Reducing poverty in the US should be an urgent task
The United States is the richest and most powerful country in the world. It could afford to spend more than one trillion dollars in wars in Iraq and Afghanistan and make B-2 stealth bombers that cost $2 billion a piece. Yet daily life in its cities often defies such an image.
On my way to and from work via the Washington Metro, it’s almost always the beggars who greet passengers coming in and out of the stations. Men and women, old and young, hold signs of “hungry”, “out of job”, “homeless” or “homeless veterans”.
And outside the Martin Luther King Jr Memorial Library just two blocks from my Metro Center stop, there are lines of homeless people waiting for free meals distributed by charity organizations or shelter buses to pick them up and take them to a place to stay.
But some of the homeless choose to sleep on benches in parks, some in cardboard boxes in small alleys. In the sub-zero days like two weeks ago, some homeless slept on the sidewalks over the subway grates so the rising heat would keep them warm.
Such a picture is true not just in New York and DC, but other major US cities, such as San Francisco and Seattle. They are all great cities and my favorite cities in the US, but they would be so much nicer without such a scene, an inhuman one especially for a country as rich as the US.
In his coverage of Camden, New Jersey, last year, NBC TV’s news anchor Brian Williams described the poorest US city as “staggering poverty surrounded by staggering wealth.” Run-down houses in Camden contrast sharply to the glitzy skyscrapers of Philadelphia on the other side of the Delaware River.
Statistics showed that 15 percent of Americans, or close to 50 million, were living in poverty in 2012, according to the US Census.
These included a disproportionate number of African Americans and Latinos. A Pew Center report shows that poverty among African Americans, though falling slightly over the years, is still more than double the rate for whites, 27.2 percent against 12.7 percent. Meanwhile, the share of Hispanics in poverty has risen over the years to 25.6 percent in 2012.
There is no doubt that the poverty in the US is quite different from that in the developing world. Many of the poor in the US may have computers, dishwashers and cars. But the existence of such a large underprivileged group shows that something has gone seriously wrong in this society.

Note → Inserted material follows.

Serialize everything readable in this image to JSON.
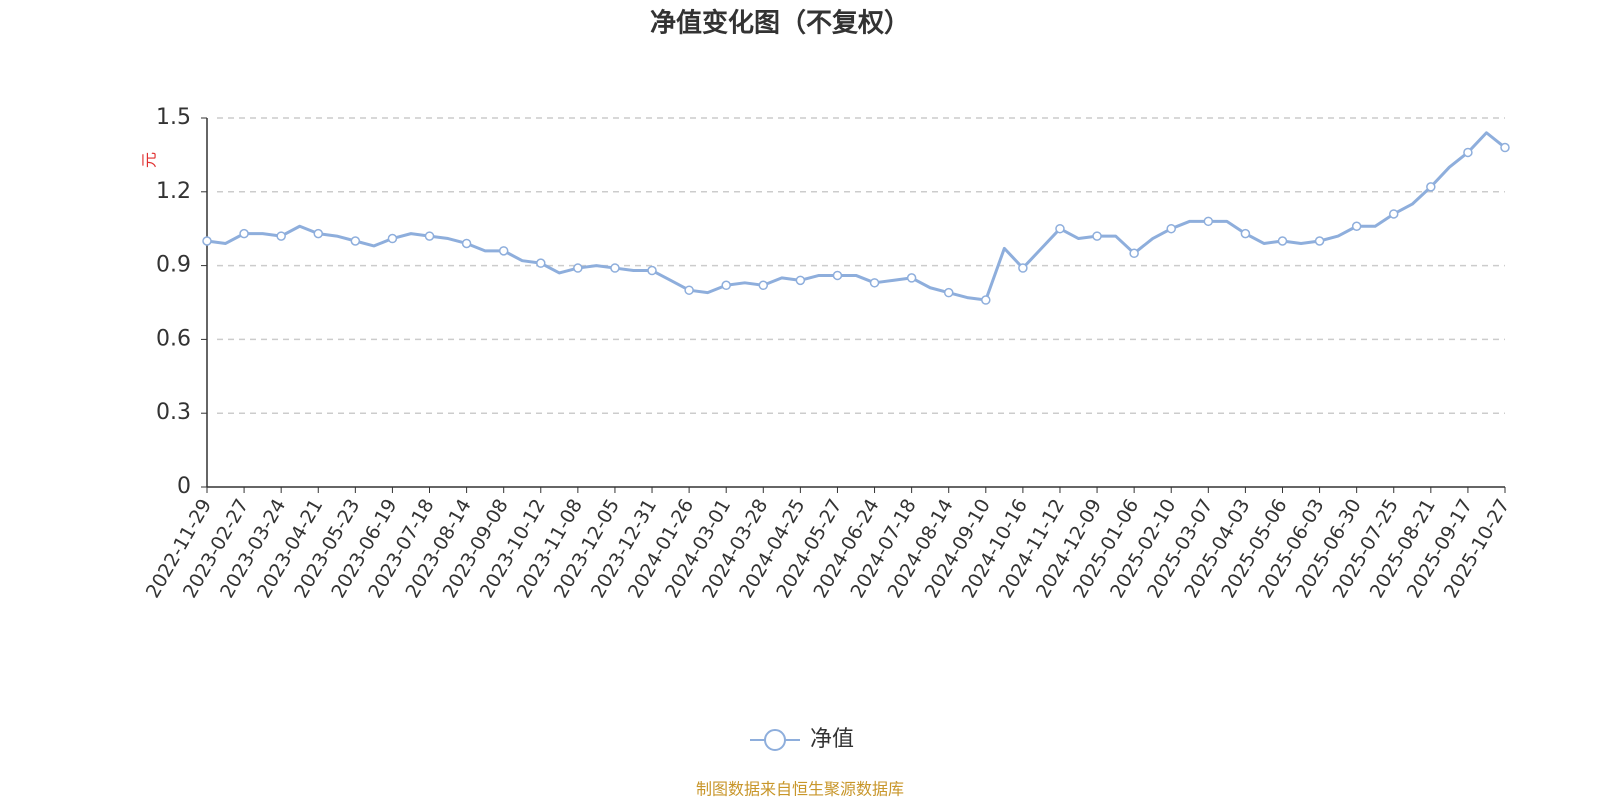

Americans have been debating issues such as poverty and minimum wage in the past weeks as they mark the 50th anniversary of President Lyndon Johnson’s War on Poverty. Some have applauded the great achievements since the early 1960s, but others mocked it by quoting President Ronald Reagan as saying that “the United States fought a war on poverty and poverty won.”
Both may be right to some extent, but the poverty seen on America’s streets on a daily basis, and much more behind the streets, means the country is far from accomplishing its war on poverty.
No wonder International Monetary Fund Managing Director Christine Lagarde would point finger at the US on Wednesday when she warned that in far too many countries, benefits of growth are being enjoyed by far too few people.
She described the fact that 95 percent of income gains since 2009 went to the top 1 percent in the US as “not a recipe for stability and sustainability.”
It’s clear that poverty reduction is not just an urgent task for developing countries like China, which, despite lifting 600 million out of poverty in the past few decades, still faces enormous hard work ahead. It’s also a pressing one for the richest superpower. The author, based in Washington DC, is deputy editor of China Daily USA.